The companies, united as the Internet Access Coalition,. include Intel Corp., Santa Clara, Calif., and America Online, Dulles, Va. Their study claims to rebut an earlier study released by the Bells and concludes that any Internet-caused overloads are local glitches in the phone network that can be fixed with only a small fraction of the revenue earned by the Bells from increased data throughput.

The study is one salvo in a larger battle between the online, long distance, and local phone companies over reform of the Universal Service scheme, which forces the long distance companies to pay billions per year to the Bells, which then use the money to subsidize their customers and - unwillingly - subsidize the online industry's subscribers.

EDS POSTAL SERVICE CONTRACT TO DELIVER JOBS

A U.S. Postal Service contract won by Electronic Data Systems Corp., Herndon, Va., should create about 400 jobs in Raleigh, N.C., by the last year of the three-year, $42 million contract.
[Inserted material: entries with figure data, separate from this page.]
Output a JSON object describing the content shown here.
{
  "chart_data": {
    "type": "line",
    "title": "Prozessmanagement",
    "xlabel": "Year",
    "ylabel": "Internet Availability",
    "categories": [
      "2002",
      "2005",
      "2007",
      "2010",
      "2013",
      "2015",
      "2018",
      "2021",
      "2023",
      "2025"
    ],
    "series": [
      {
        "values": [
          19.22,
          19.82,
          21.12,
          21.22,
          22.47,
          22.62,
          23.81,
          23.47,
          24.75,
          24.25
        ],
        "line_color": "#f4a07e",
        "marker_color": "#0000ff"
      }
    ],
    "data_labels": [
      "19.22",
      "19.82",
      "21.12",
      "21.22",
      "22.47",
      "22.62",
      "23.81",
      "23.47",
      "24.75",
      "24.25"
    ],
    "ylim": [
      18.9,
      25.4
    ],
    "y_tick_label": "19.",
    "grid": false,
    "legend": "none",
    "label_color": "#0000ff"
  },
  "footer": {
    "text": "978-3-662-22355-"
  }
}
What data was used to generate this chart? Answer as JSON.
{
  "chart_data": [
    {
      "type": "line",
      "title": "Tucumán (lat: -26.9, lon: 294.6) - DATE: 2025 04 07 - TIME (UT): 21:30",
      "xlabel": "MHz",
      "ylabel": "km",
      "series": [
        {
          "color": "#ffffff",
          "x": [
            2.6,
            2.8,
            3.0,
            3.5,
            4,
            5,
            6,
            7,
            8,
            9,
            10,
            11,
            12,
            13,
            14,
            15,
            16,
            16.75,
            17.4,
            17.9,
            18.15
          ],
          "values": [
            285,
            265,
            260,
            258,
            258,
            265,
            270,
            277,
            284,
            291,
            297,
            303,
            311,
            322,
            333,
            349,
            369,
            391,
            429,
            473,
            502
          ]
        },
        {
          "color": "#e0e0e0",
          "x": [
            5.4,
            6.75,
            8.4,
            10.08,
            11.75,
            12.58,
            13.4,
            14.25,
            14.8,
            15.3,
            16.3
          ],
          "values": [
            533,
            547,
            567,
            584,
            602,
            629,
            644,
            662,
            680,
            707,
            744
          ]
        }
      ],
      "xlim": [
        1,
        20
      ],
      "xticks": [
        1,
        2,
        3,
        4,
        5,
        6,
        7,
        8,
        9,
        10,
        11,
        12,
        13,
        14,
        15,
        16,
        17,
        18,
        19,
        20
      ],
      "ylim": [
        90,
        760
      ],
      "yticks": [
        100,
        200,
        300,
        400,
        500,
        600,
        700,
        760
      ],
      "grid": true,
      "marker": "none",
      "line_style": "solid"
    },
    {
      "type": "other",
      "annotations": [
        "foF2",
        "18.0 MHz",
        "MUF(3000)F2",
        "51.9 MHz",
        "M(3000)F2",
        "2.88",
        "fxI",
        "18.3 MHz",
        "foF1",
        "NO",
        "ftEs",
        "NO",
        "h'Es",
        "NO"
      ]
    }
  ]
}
EDS will help manage and monitor computer technology in 7,000 Postal Service offices.

The Distributed Systems Operational Support contract also has four two-year options, and could be worth $200 million over 11 years.

CAPITALIZING ON THE INTERNET

Digital City Washington, a division of America Online, Dulles, Va., and Advantage Consulting Inc., Annandale, Va., have teamed up to develop "Finance Wizard," a financial online service that shows small- and medium-sized businesses where to find sources of capital on the Internet. Available free of charge, the listing can be viewed by more than 500,000 AOL subscribers in the Washington/Baltimore region. The site currently can be accessed through AOL's main menu or keyword: D C Marketplace.